Repeated DNA Sequences
All DNA is composed of a series of nucleotides abbreviated as A, C, G, and T, for example: "ACGAATTCCG". When studying DNA, it is sometimes useful to identify repeated sequences within the DNA.
Write a function to find all the 10-letter-long sequences (substrings) that occur more than once in a DNA molecule.
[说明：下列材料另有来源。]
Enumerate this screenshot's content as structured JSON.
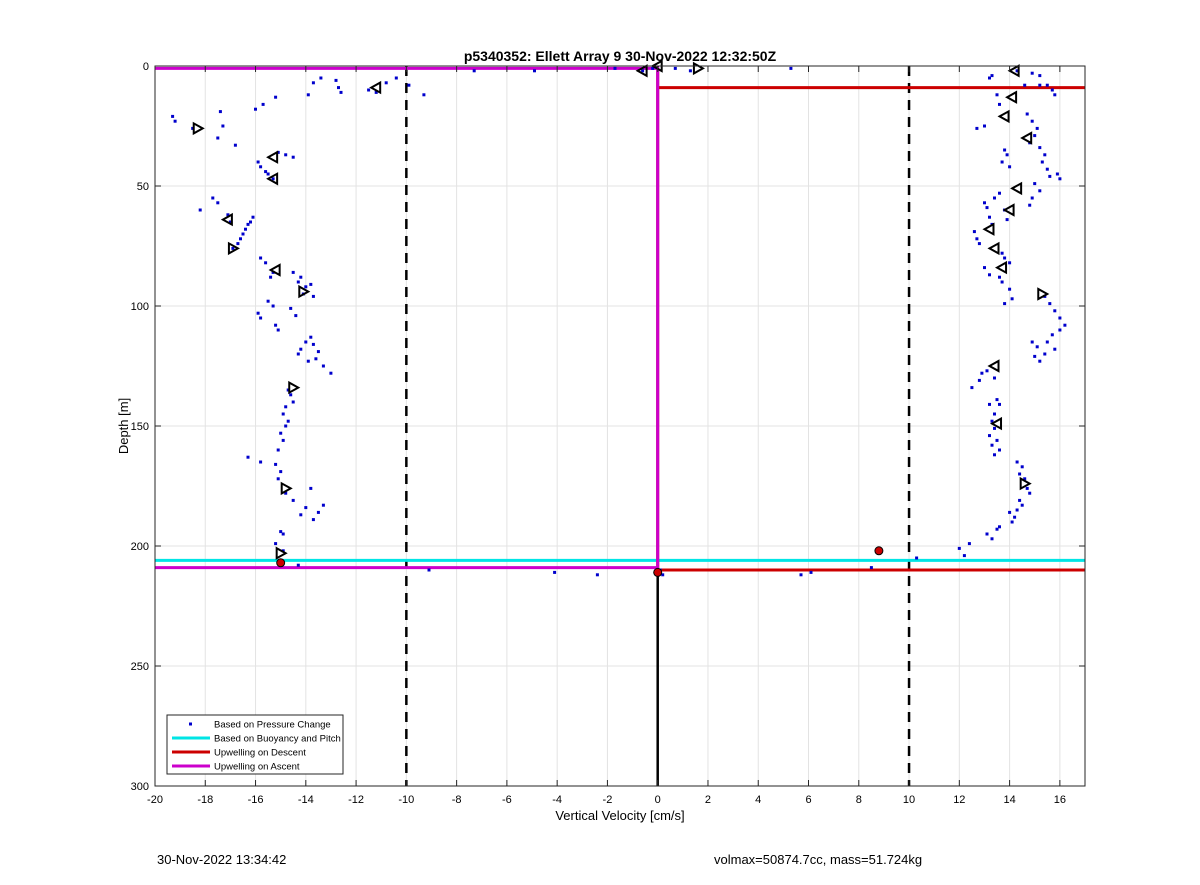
{
  "footer": {
    "left": "30-Nov-2022 13:34:42",
    "right": "volmax=50874.7cc, mass=51.724kg"
  },
  "chart_data": {
    "type": "scatter",
    "title": "p5340352: Ellett Array 9 30-Nov-2022 12:32:50Z",
    "xlabel": "Vertical Velocity [cm/s]",
    "ylabel": "Depth [m]",
    "xlim": [
      -20,
      17
    ],
    "ylim": [
      0,
      300
    ],
    "y_reversed": true,
    "grid": true,
    "x_ticks": [
      -20,
      -18,
      -16,
      -14,
      -12,
      -10,
      -8,
      -6,
      -4,
      -2,
      0,
      2,
      4,
      6,
      8,
      10,
      12,
      14,
      16
    ],
    "y_ticks": [
      0,
      50,
      100,
      150,
      200,
      250,
      300
    ],
    "legend_position": "bottom-left",
    "legend": [
      {
        "label": "Based on Pressure Change",
        "color": "#0000cc",
        "kind": "point"
      },
      {
        "label": "Based on Buoyancy and Pitch",
        "color": "#00e5e5",
        "kind": "line"
      },
      {
        "label": "Upwelling on Descent",
        "color": "#cc0000",
        "kind": "line"
      },
      {
        "label": "Upwelling on Ascent",
        "color": "#cc00cc",
        "kind": "line"
      }
    ],
    "reference_lines": [
      {
        "x": -10,
        "style": "dashed",
        "color": "#000000"
      },
      {
        "x": 10,
        "style": "dashed",
        "color": "#000000"
      },
      {
        "x": 0,
        "style": "solid",
        "color": "#000000"
      }
    ],
    "series": [
      {
        "name": "Based on Pressure Change",
        "color": "#0000cc",
        "points": [
          [
            -19.3,
            21
          ],
          [
            -19.2,
            23
          ],
          [
            -18.5,
            26
          ],
          [
            -18.2,
            60
          ],
          [
            -17.7,
            55
          ],
          [
            -17.5,
            57
          ],
          [
            -17.3,
            25
          ],
          [
            -17.5,
            30
          ],
          [
            -17.4,
            19
          ],
          [
            -17.1,
            62
          ],
          [
            -17.0,
            65
          ],
          [
            -16.9,
            76
          ],
          [
            -16.8,
            33
          ],
          [
            -16.7,
            74
          ],
          [
            -16.6,
            72
          ],
          [
            -16.5,
            70
          ],
          [
            -16.4,
            68
          ],
          [
            -16.3,
            66
          ],
          [
            -16.2,
            65
          ],
          [
            -16.1,
            63
          ],
          [
            -16.0,
            18
          ],
          [
            -15.9,
            40
          ],
          [
            -15.8,
            42
          ],
          [
            -15.6,
            44
          ],
          [
            -15.5,
            45
          ],
          [
            -15.3,
            47
          ],
          [
            -15.8,
            80
          ],
          [
            -15.6,
            82
          ],
          [
            -15.3,
            86
          ],
          [
            -15.4,
            88
          ],
          [
            -15.9,
            103
          ],
          [
            -15.8,
            105
          ],
          [
            -15.5,
            98
          ],
          [
            -15.3,
            100
          ],
          [
            -15.2,
            108
          ],
          [
            -15.1,
            110
          ],
          [
            -15.7,
            16
          ],
          [
            -15.2,
            13
          ],
          [
            -15.1,
            36
          ],
          [
            -14.8,
            37
          ],
          [
            -14.5,
            38
          ],
          [
            -14.3,
            90
          ],
          [
            -14.1,
            95
          ],
          [
            -14.0,
            92
          ],
          [
            -13.8,
            91
          ],
          [
            -13.7,
            96
          ],
          [
            -14.5,
            86
          ],
          [
            -14.2,
            88
          ],
          [
            -14.6,
            101
          ],
          [
            -14.4,
            104
          ],
          [
            -14.3,
            120
          ],
          [
            -14.2,
            118
          ],
          [
            -14.0,
            115
          ],
          [
            -13.9,
            123
          ],
          [
            -13.8,
            113
          ],
          [
            -13.7,
            116
          ],
          [
            -13.6,
            122
          ],
          [
            -13.5,
            119
          ],
          [
            -13.3,
            125
          ],
          [
            -13.0,
            128
          ],
          [
            -14.7,
            135
          ],
          [
            -14.6,
            137
          ],
          [
            -14.5,
            140
          ],
          [
            -14.8,
            142
          ],
          [
            -14.9,
            145
          ],
          [
            -14.7,
            148
          ],
          [
            -14.8,
            150
          ],
          [
            -15.0,
            153
          ],
          [
            -14.9,
            156
          ],
          [
            -15.1,
            160
          ],
          [
            -15.2,
            166
          ],
          [
            -15.0,
            169
          ],
          [
            -15.1,
            172
          ],
          [
            -16.3,
            163
          ],
          [
            -15.8,
            165
          ],
          [
            -14.8,
            178
          ],
          [
            -14.5,
            181
          ],
          [
            -14.2,
            187
          ],
          [
            -14.0,
            184
          ],
          [
            -13.8,
            176
          ],
          [
            -13.7,
            189
          ],
          [
            -13.5,
            186
          ],
          [
            -13.3,
            183
          ],
          [
            -14.9,
            195
          ],
          [
            -15.2,
            199
          ],
          [
            -14.9,
            202
          ],
          [
            -15.0,
            194
          ],
          [
            -14.3,
            208
          ],
          [
            -13.9,
            12
          ],
          [
            -13.7,
            7
          ],
          [
            -13.4,
            5
          ],
          [
            -12.8,
            6
          ],
          [
            -12.7,
            9
          ],
          [
            -12.6,
            11
          ],
          [
            -11.5,
            10
          ],
          [
            -11.2,
            11
          ],
          [
            -10.8,
            7
          ],
          [
            -10.4,
            5
          ],
          [
            -9.9,
            8
          ],
          [
            -9.3,
            12
          ],
          [
            -9.1,
            210
          ],
          [
            -7.3,
            2
          ],
          [
            -4.9,
            2
          ],
          [
            -4.1,
            211
          ],
          [
            -2.4,
            212
          ],
          [
            -1.7,
            1
          ],
          [
            -0.6,
            2
          ],
          [
            -0.2,
            1
          ],
          [
            0.1,
            210
          ],
          [
            0.2,
            212
          ],
          [
            0.7,
            1
          ],
          [
            1.3,
            2
          ],
          [
            5.3,
            1
          ],
          [
            5.7,
            212
          ],
          [
            6.1,
            211
          ],
          [
            8.5,
            209
          ],
          [
            10.3,
            205
          ],
          [
            12.0,
            201
          ],
          [
            12.2,
            204
          ],
          [
            12.4,
            199
          ],
          [
            12.5,
            134
          ],
          [
            12.6,
            69
          ],
          [
            12.7,
            72
          ],
          [
            12.8,
            74
          ],
          [
            12.7,
            26
          ],
          [
            12.9,
            128
          ],
          [
            12.8,
            131
          ],
          [
            13.0,
            25
          ],
          [
            13.1,
            127
          ],
          [
            13.2,
            141
          ],
          [
            13.3,
            197
          ],
          [
            13.1,
            195
          ],
          [
            13.0,
            84
          ],
          [
            13.2,
            87
          ],
          [
            13.4,
            130
          ],
          [
            13.5,
            193
          ],
          [
            13.6,
            192
          ],
          [
            13.2,
            5
          ],
          [
            13.3,
            4
          ],
          [
            13.5,
            12
          ],
          [
            13.6,
            16
          ],
          [
            13.2,
            63
          ],
          [
            13.3,
            66
          ],
          [
            13.0,
            57
          ],
          [
            13.1,
            59
          ],
          [
            13.4,
            55
          ],
          [
            13.6,
            53
          ],
          [
            13.4,
            145
          ],
          [
            13.3,
            148
          ],
          [
            13.4,
            151
          ],
          [
            13.2,
            154
          ],
          [
            13.5,
            156
          ],
          [
            13.3,
            158
          ],
          [
            13.6,
            160
          ],
          [
            13.4,
            162
          ],
          [
            13.5,
            139
          ],
          [
            13.6,
            141
          ],
          [
            13.8,
            35
          ],
          [
            13.9,
            37
          ],
          [
            13.7,
            40
          ],
          [
            14.0,
            42
          ],
          [
            13.8,
            60
          ],
          [
            13.9,
            64
          ],
          [
            13.7,
            78
          ],
          [
            13.8,
            80
          ],
          [
            14.0,
            82
          ],
          [
            13.6,
            88
          ],
          [
            13.7,
            90
          ],
          [
            14.0,
            93
          ],
          [
            14.1,
            97
          ],
          [
            13.8,
            99
          ],
          [
            14.0,
            186
          ],
          [
            14.2,
            188
          ],
          [
            14.1,
            190
          ],
          [
            14.3,
            185
          ],
          [
            14.5,
            183
          ],
          [
            14.4,
            181
          ],
          [
            14.3,
            165
          ],
          [
            14.5,
            167
          ],
          [
            14.4,
            170
          ],
          [
            14.6,
            172
          ],
          [
            14.7,
            176
          ],
          [
            14.8,
            178
          ],
          [
            14.3,
            2
          ],
          [
            14.6,
            8
          ],
          [
            14.9,
            3
          ],
          [
            15.2,
            4
          ],
          [
            15.5,
            8
          ],
          [
            15.2,
            8
          ],
          [
            15.7,
            10
          ],
          [
            15.8,
            12
          ],
          [
            14.7,
            20
          ],
          [
            14.9,
            23
          ],
          [
            15.1,
            26
          ],
          [
            15.0,
            29
          ],
          [
            14.8,
            32
          ],
          [
            15.2,
            34
          ],
          [
            15.4,
            37
          ],
          [
            15.3,
            40
          ],
          [
            15.5,
            43
          ],
          [
            15.6,
            46
          ],
          [
            15.9,
            45
          ],
          [
            16.0,
            47
          ],
          [
            15.0,
            49
          ],
          [
            15.2,
            52
          ],
          [
            14.9,
            55
          ],
          [
            14.8,
            58
          ],
          [
            15.4,
            96
          ],
          [
            15.6,
            99
          ],
          [
            15.8,
            102
          ],
          [
            16.0,
            105
          ],
          [
            16.2,
            108
          ],
          [
            16.0,
            110
          ],
          [
            15.7,
            112
          ],
          [
            15.5,
            115
          ],
          [
            15.8,
            118
          ],
          [
            15.4,
            120
          ],
          [
            15.2,
            123
          ],
          [
            15.0,
            121
          ],
          [
            14.9,
            115
          ],
          [
            15.1,
            117
          ]
        ]
      },
      {
        "name": "",
        "color": "#000000",
        "marker": "triangle-left",
        "points": [
          [
            14.2,
            2
          ],
          [
            14.1,
            13
          ],
          [
            13.8,
            21
          ],
          [
            14.7,
            30
          ],
          [
            14.3,
            51
          ],
          [
            14.0,
            60
          ],
          [
            13.2,
            68
          ],
          [
            13.4,
            76
          ],
          [
            13.7,
            84
          ],
          [
            13.4,
            125
          ],
          [
            13.5,
            149
          ],
          [
            -15.3,
            38
          ],
          [
            -15.3,
            47
          ],
          [
            -17.1,
            64
          ],
          [
            -15.2,
            85
          ],
          [
            -11.2,
            9
          ],
          [
            -0.6,
            2
          ],
          [
            0.0,
            0
          ]
        ]
      },
      {
        "name": "",
        "color": "#000000",
        "marker": "triangle-right",
        "points": [
          [
            15.3,
            95
          ],
          [
            14.6,
            174
          ],
          [
            -18.3,
            26
          ],
          [
            -16.9,
            76
          ],
          [
            -14.1,
            94
          ],
          [
            -14.5,
            134
          ],
          [
            -14.8,
            176
          ],
          [
            -15.0,
            203
          ],
          [
            1.6,
            1
          ]
        ]
      },
      {
        "name": "",
        "color": "#cc0000",
        "marker": "star",
        "points": [
          [
            8.8,
            202
          ],
          [
            -15.0,
            207
          ],
          [
            0.0,
            211
          ]
        ]
      },
      {
        "name": "Based on Buoyancy and Pitch",
        "type": "hline",
        "y": 206,
        "color": "#00e5e5"
      },
      {
        "name": "Upwelling on Descent",
        "type": "path",
        "color": "#cc0000",
        "points": [
          [
            17,
            9
          ],
          [
            0,
            9
          ],
          [
            0,
            1
          ],
          [
            0,
            210
          ],
          [
            17,
            210
          ]
        ]
      },
      {
        "name": "Upwelling on Ascent",
        "type": "path",
        "color": "#cc00cc",
        "points": [
          [
            -20,
            1
          ],
          [
            0,
            1
          ],
          [
            0,
            209
          ],
          [
            -20,
            209
          ]
        ]
      }
    ]
  }
}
https://leetcode.com/problems/repeated-dna-sequences/
Discussion
用个hash set来保存每个长为10的substring是否出现过,当再次出现的时候就保存到结果里,这样的话结果里可能有重复的substring,所以先临时存到一个hash set里再保存到result里。也可以用hash matp 统计次数。
Solution
class Solution {
public:
vector<string> findRepeatedDnaSequences(string s) {
vector<string> result;
if(s.length() < 10) return result;
unordered_set<string> substring_sets;
unordered_set<string> repeated;
for(int i=0; i<=s.length()-10; i++) {
string sub_str = s.substr(i, 10);
if(substring_sets.find(sub_str) != substring_sets.end()) {
repeated.emplace(sub_str);
} else {
substring_sets.emplace(sub_str);
}
}
for(auto const& str : repeated) {
result.emplace_back(str);
}
return result;
}
};
Follow up
真的这么简单吗?
上面用hash set保存string,浪费了大量的空间,可以考虑用整数存储,即二进制方法。这个思路非常简单,这里一共有四个字母:A,C,G,T。我们转换整数的思路如下:
A = 00,C = 01,G = 10,T = 11。
int key = 0, key = key << 2 | code(A|C|G|T)。 //左移两位再跟上ACGT对应的code
这样我们就很容易把一个字符串转换为整数了。 然后hash set里面保存整数就可以了。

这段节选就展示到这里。